Large Scale Machine learning for the Single Cell Revolution
- Reference number
- BD15-0043
- Start and end dates
- 170101-230331
- Amount granted
- 27 160 000 SEK
- Administrative organization
- KTH - Royal Institute of Technology
- Research area
- Computational Sciences and Applied Mathematics
Summary
Several high-throughput biomedical techniques are currently revolutionized to an extent that can be expected to have a disruptive impact across a number of medical areas. It is, in particular, becoming increasingly feasible to perform large-scale genome-wide studies of individual cells and, e.g., use variation across cells of diseased tissue, such as tumours, in diagnosis, prognosis, and therapeutic design. Also techniques for mapping out the spatial distribution of cells are becoming available. Exploitation of these opportunities is, however, dependent on successful solution of severe computational challenges, mostly due to volume, uncertainty, and complexity of the associated data. This application aims to tackle these challenges by leveraging the potential of machine learning methodologies in the context of big data paradigms. We will adopt several machine learning methodologies, including deep learning and model based approaches. Probabilistic generative models will allow us to cast analysis involving temporal, spatial, and developmental aspects as likelihood-based inference, in principle allowing integration and investigation of modern genomic datasets. This principled approach has been hugely successful in computational biology, but also often constrained by the resulting computational complexity in combination with data volume. We will apply new computational methodologies with potential to address `big data’ and take advantage of modern high performance computers.

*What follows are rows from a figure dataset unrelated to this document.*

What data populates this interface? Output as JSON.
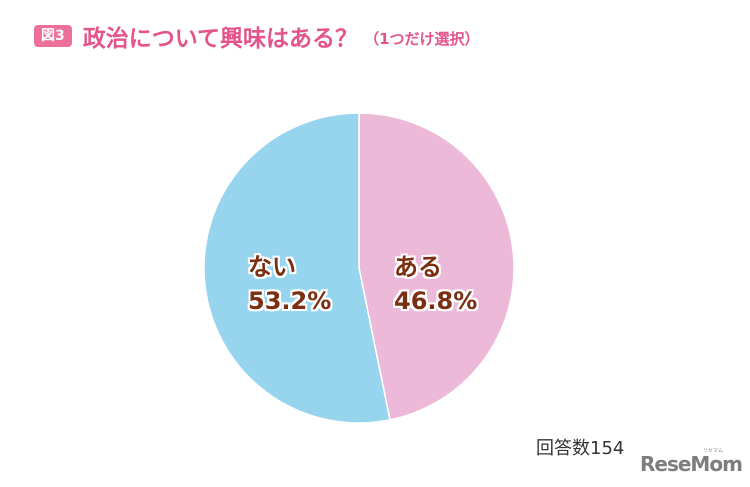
{
  "header": {
    "badge": "図3",
    "title": "政治について興味はある？",
    "subtitle": "（1つだけ選択）"
  },
  "chart_data": {
    "type": "pie",
    "title": "政治について興味はある？（1つだけ選択）",
    "categories": [
      "ある",
      "ない"
    ],
    "values": [
      46.8,
      53.2
    ],
    "unit": "%",
    "colors": [
      "#ecbad8",
      "#97d5ee"
    ],
    "start_angle_deg": 0,
    "direction": "clockwise",
    "labels": [
      {
        "name": "ある",
        "value_text": "46.8%"
      },
      {
        "name": "ない",
        "value_text": "53.2%"
      }
    ],
    "legend": "none",
    "note": "回答数154"
  },
  "footer": {
    "responses": "回答数154",
    "logo": "ReseMom",
    "logo_ruby": "リセマム"
  },
  "colors": {
    "accent": "#e4548a",
    "badge_bg": "#ec6f9c",
    "label_text": "#7a2e12"
  }
}
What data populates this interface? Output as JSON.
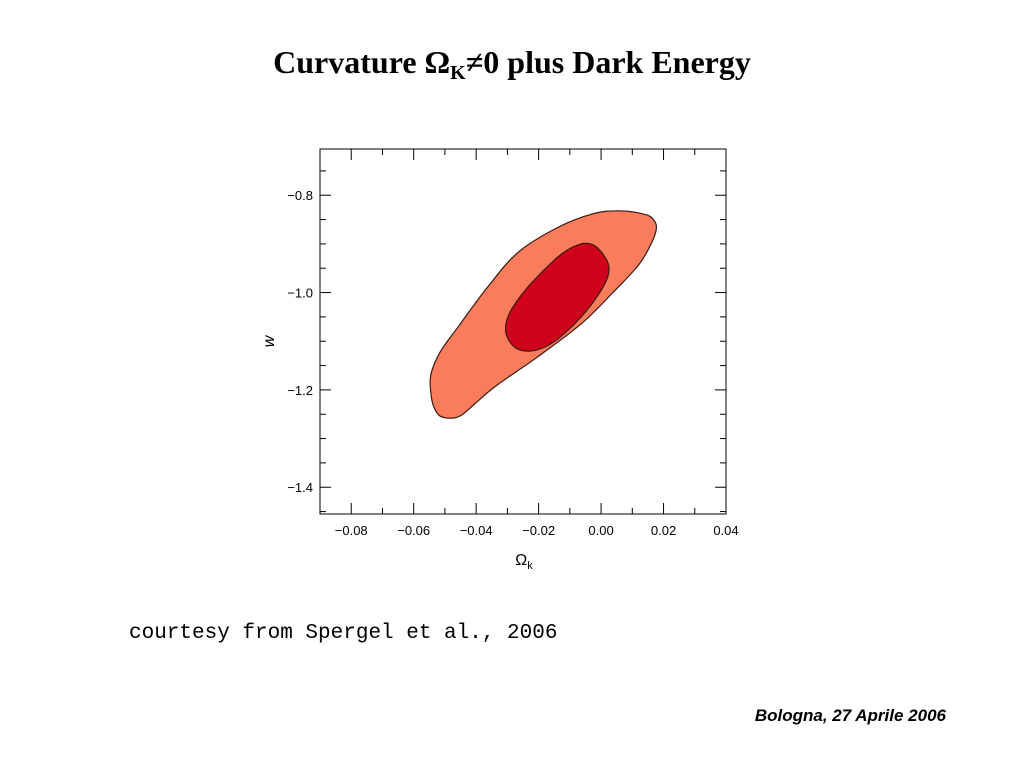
{
  "slide": {
    "title_prefix": "Curvature Ω",
    "title_subscript": "K",
    "title_suffix": "≠0 plus Dark Energy",
    "credit": "courtesy from Spergel et al., 2006",
    "footer": "Bologna, 27 Aprile 2006"
  },
  "chart_data": {
    "type": "contour",
    "xlabel_main": "Ω",
    "xlabel_sub": "k",
    "ylabel": "w",
    "xlim": [
      -0.09,
      0.04
    ],
    "ylim": [
      -1.455,
      -0.705
    ],
    "x_ticks": [
      -0.08,
      -0.06,
      -0.04,
      -0.02,
      0.0,
      0.02,
      0.04
    ],
    "x_tick_labels": [
      "−0.08",
      "−0.06",
      "−0.04",
      "−0.02",
      "0.00",
      "0.02",
      "0.04"
    ],
    "y_ticks": [
      -0.8,
      -1.0,
      -1.2,
      -1.4
    ],
    "y_tick_labels": [
      "−0.8",
      "−1.0",
      "−1.2",
      "−1.4"
    ],
    "grid": false,
    "regions": [
      {
        "level": "outer",
        "color": "#f97c5c",
        "points": [
          [
            -0.0265,
            -0.917
          ],
          [
            -0.0135,
            -0.865
          ],
          [
            -0.0025,
            -0.838
          ],
          [
            0.0055,
            -0.832
          ],
          [
            0.0125,
            -0.837
          ],
          [
            0.0165,
            -0.848
          ],
          [
            0.0175,
            -0.876
          ],
          [
            0.0125,
            -0.939
          ],
          [
            0.0035,
            -1.002
          ],
          [
            -0.0065,
            -1.065
          ],
          [
            -0.0205,
            -1.133
          ],
          [
            -0.0335,
            -1.191
          ],
          [
            -0.0405,
            -1.229
          ],
          [
            -0.0445,
            -1.251
          ],
          [
            -0.0475,
            -1.258
          ],
          [
            -0.0515,
            -1.254
          ],
          [
            -0.0535,
            -1.236
          ],
          [
            -0.0545,
            -1.207
          ],
          [
            -0.0545,
            -1.168
          ],
          [
            -0.0515,
            -1.122
          ],
          [
            -0.0455,
            -1.068
          ],
          [
            -0.0365,
            -0.99
          ]
        ]
      },
      {
        "level": "inner",
        "color": "#d0021b",
        "points": [
          [
            -0.0205,
            -0.968
          ],
          [
            -0.0125,
            -0.92
          ],
          [
            -0.0065,
            -0.9
          ],
          [
            -0.0025,
            -0.902
          ],
          [
            0.0005,
            -0.92
          ],
          [
            0.0025,
            -0.946
          ],
          [
            0.0015,
            -0.978
          ],
          [
            -0.0035,
            -1.028
          ],
          [
            -0.0105,
            -1.077
          ],
          [
            -0.0165,
            -1.107
          ],
          [
            -0.0225,
            -1.12
          ],
          [
            -0.0275,
            -1.113
          ],
          [
            -0.0305,
            -1.082
          ],
          [
            -0.0295,
            -1.045
          ],
          [
            -0.0255,
            -1.005
          ]
        ]
      }
    ]
  }
}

Popular science description
Most people are aware of that their genes control their traits like their appearance and susceptibility to disease. The same, or at least very similar set of twenty thousand genes, resides in the DNA of all the about three billion cells of your body. Still the individual cells appear very different, both in terms of their appearance and what function they fill. The difference between the cells instead sits in how their genes are expressed, that is, how many times the genes’ DNA are read and used as templates for production of proteins, which are the actors in the cell that perform most of their functions. For instance, the genes for controlling your eye-color are present in all your cells, but are possibly only expressed in your eyes. Recent technological developments have made methods available for determining which genes individual cells are expressing, so-called single cell techniques. As the methods are measuring a very large and complex system, these technologies are very data intensive by their nature, The resulting datasets are so large and complex that traditional data processing methods are inadequate. Meanwhile, the development in a branch of computer science, known as machine learning, has made some spectacular progress the last couple of years. Machine learning offers methods for computers to learn from data presented to the methods rather than from explicit instructions from a programer. In a large set of different areas of modern life, machine learning algorithms are used for making predictions, and to help its users to interpret their surroundings. Such methods are already today a prerequisite for the interpretation of molecular biological data. However, in this application we suggest machine learning methods for the interpretation of single cell data, an area where we undoubtedly will see a deluge of data appearing the upcoming couple of years. Such techniques will be particular useful in cancer research, where the technology will help us understand the interaction between the different cells of a tumor, and how to distinguish different types and stages of cancers, which will form a great aid in clinical decisions. In regenerative medicine, such technology will help understand how to alter cells so that they can perform new tasks, potentially replacing damaged cells. For instance one could produce neurons for neurological impaired patients or insulin producing beta-cells for diabetics.